How do you teach mindfulness to Preteens (10-13)?
Preteens are a very difficult group as they are about to leave their childhood and about to become teenagers, but just not yet. In addition, kids of the same age might be on different timings.
Peer pressure is also very important. Please be very attuned and open on how they act on that day and if there is a positive or not peer dynamics.
You are not their friends, neither their parents - engage with them considering them as human beings with their own minds but take into account their need to still be protected.
How to explain mindfulness to teenagers?
First and foremost, it is important to explain mindfulness and its benefits to them, to make clear it will come with practice, that there is no right or wrong practice and to empower them with it, without judgement and with letting go of the results. Mindfulness is here to help them develop skills to deal in particular with stress and anxiety.
As Master Yoda once say « Do or Not Do, There is no Try ». Here it will means you have to practice - that is the core of mindfulness, the practice counts (not the results, not the fact that the practice could be seen as good or too busy) and the benefits will come by and by.
Mindfulness is about accepting how things are at the moment, with an open mind. It does not mean you cannot decide to act on it - but be it a conscious decision to take this or that action and be it without pressuring yourself on a give outcome, what counts being your conscious undertaking.

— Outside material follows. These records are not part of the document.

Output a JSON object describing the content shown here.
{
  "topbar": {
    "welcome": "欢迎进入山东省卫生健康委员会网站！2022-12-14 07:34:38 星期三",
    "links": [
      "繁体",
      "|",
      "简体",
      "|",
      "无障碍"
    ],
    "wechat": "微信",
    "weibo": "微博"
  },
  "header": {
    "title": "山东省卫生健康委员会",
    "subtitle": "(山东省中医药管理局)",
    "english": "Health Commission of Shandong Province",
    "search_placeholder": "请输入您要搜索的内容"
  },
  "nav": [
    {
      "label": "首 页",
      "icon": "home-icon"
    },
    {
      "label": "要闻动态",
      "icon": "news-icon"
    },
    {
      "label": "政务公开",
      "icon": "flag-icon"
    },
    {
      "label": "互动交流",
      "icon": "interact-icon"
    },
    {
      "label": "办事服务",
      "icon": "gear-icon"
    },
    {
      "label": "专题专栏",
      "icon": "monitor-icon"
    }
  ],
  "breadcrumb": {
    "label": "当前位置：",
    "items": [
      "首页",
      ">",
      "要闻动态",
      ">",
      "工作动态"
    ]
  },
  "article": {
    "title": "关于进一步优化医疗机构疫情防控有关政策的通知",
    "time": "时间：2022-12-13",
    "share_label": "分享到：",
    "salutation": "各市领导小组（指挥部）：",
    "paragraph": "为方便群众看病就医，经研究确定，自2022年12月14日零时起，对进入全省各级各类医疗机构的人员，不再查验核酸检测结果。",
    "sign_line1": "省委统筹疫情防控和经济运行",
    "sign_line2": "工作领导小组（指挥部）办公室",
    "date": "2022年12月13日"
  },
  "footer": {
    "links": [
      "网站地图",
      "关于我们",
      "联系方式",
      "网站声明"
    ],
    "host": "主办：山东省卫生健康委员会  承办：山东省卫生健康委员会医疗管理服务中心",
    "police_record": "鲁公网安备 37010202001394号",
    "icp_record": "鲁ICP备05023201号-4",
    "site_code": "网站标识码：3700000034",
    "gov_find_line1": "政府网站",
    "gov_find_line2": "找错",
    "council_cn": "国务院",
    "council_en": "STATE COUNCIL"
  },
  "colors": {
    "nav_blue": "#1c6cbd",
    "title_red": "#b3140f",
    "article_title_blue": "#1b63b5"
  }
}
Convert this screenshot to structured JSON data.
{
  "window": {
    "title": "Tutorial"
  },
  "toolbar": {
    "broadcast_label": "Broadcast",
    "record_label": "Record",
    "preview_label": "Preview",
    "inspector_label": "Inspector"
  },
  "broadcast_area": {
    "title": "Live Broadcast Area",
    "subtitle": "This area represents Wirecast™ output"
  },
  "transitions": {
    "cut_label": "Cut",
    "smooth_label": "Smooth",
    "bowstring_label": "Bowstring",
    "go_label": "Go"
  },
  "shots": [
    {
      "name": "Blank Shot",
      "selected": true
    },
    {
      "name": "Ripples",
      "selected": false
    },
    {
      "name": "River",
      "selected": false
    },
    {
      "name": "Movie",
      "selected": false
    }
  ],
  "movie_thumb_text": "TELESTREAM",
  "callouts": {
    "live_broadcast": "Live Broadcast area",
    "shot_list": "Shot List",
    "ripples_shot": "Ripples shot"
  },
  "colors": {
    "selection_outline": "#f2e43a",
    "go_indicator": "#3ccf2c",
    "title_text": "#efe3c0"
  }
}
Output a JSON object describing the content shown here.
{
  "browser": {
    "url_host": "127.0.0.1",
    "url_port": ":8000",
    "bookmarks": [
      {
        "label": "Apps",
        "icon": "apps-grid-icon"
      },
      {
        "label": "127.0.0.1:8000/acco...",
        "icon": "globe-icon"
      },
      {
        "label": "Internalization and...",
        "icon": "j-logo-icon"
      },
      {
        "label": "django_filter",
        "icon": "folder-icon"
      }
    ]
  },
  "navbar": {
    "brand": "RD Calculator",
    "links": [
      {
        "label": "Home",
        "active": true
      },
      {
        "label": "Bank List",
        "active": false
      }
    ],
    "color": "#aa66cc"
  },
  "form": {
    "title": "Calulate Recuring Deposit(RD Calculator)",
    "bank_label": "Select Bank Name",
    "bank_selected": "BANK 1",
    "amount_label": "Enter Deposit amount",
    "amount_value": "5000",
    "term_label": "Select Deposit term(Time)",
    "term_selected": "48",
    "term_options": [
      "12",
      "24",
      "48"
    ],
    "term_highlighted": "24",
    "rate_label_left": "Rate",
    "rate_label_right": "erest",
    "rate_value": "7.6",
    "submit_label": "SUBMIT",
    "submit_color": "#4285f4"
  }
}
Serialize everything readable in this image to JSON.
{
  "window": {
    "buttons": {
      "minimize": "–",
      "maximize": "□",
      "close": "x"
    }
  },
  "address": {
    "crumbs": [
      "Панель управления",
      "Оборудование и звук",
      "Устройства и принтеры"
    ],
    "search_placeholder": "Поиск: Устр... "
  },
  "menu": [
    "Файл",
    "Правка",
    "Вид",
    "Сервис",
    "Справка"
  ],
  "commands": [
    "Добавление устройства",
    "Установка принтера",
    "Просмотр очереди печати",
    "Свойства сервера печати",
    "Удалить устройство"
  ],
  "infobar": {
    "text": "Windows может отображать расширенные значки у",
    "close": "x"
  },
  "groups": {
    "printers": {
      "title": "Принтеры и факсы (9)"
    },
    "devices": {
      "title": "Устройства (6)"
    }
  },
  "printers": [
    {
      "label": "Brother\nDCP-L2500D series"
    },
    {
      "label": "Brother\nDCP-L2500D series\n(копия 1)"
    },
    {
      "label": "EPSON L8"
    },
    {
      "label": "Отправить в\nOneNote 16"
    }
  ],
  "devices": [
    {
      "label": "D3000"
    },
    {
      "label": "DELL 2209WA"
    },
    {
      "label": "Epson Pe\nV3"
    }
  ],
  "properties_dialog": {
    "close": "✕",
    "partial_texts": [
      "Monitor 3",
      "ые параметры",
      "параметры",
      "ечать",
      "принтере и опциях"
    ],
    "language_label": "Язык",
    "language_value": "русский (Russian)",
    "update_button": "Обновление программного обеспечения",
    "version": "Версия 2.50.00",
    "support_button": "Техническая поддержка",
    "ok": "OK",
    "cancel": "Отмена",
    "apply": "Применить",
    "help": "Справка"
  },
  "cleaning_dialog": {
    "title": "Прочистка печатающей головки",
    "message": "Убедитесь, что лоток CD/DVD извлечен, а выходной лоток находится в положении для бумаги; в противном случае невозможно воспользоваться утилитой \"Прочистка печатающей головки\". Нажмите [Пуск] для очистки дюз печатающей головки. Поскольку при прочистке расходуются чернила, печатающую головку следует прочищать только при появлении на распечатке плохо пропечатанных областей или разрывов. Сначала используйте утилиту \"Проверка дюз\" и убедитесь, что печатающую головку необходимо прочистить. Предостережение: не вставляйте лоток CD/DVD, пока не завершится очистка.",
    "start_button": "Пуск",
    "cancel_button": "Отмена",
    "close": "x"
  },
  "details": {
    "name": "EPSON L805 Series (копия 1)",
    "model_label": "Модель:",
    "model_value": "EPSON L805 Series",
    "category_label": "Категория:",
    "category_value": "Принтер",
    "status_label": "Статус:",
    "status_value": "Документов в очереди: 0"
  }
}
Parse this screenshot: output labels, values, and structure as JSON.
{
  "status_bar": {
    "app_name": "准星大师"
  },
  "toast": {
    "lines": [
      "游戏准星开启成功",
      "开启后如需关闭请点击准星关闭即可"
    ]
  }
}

Mindfulness means paying attention to your thoughts, emotions and body sensations with a curious mind, being able to identify and name them, and to distance yourself from them (you are not your thoughts).
Mindfulness is about present moment awareness, without judgement, with curiosity and an open mind, and with compassion to yourself.
Over time, mindfulness will help them in particular:
manage their emotions and stress better, especially when stress goes through the roof
increase their attention span and ability to focus, their memory (great for their academic performance)
improve their social connection and communication,
boost their sense of self.
How do you teach mindfulness to teenagers?
There are several mindfulness activities you can teach to teenagers - let them see what works for them at that time, but the core advice is to empower them (and let them feel empowered):
Adapt the activities for kids into a more « grow-up » version (see above) and with longer time (up to 45 minutes),
Silent Meditation:
Observing breath / Breath as an anchor: focus the attention on the breath, without forcing the breath in any way or expecting the breath to look a certain way, come back to the breath every time the mind wanders and congratulate yourself for getting back
Note: Breathing can be stressful for certain persons (for different reasons); in that case teens can focus on sounds, body sensations or body points of contact with the chair or the mat all the same.
After a few practice, they can do all by themselves if they want to, using one, two or all the anchors at a time, come back to they favourite anchor at the end and then to the sensation of themselves into the room at that moment.
Regular journaling to vent their emotions and stressful events out + focus on gratitude journaling to train their minds to see the positive of the day as well,
Mindful activities: bring attention to all the tiny actions and movement needed in a daily activity such as teeth-brushing or there chores.
It is even better is:
they can note somewhere how they felt after their practice
they can do it with friends
they set a specific time or place to practice.
As teens have a lot going on inside them, they might sometimes resist to things they’ve done before or be afraid of their peers’ opinions. That is why it is important to explain them the benefits, give them options and bring no judgment whatever they choose to do or not - especially in a group settings.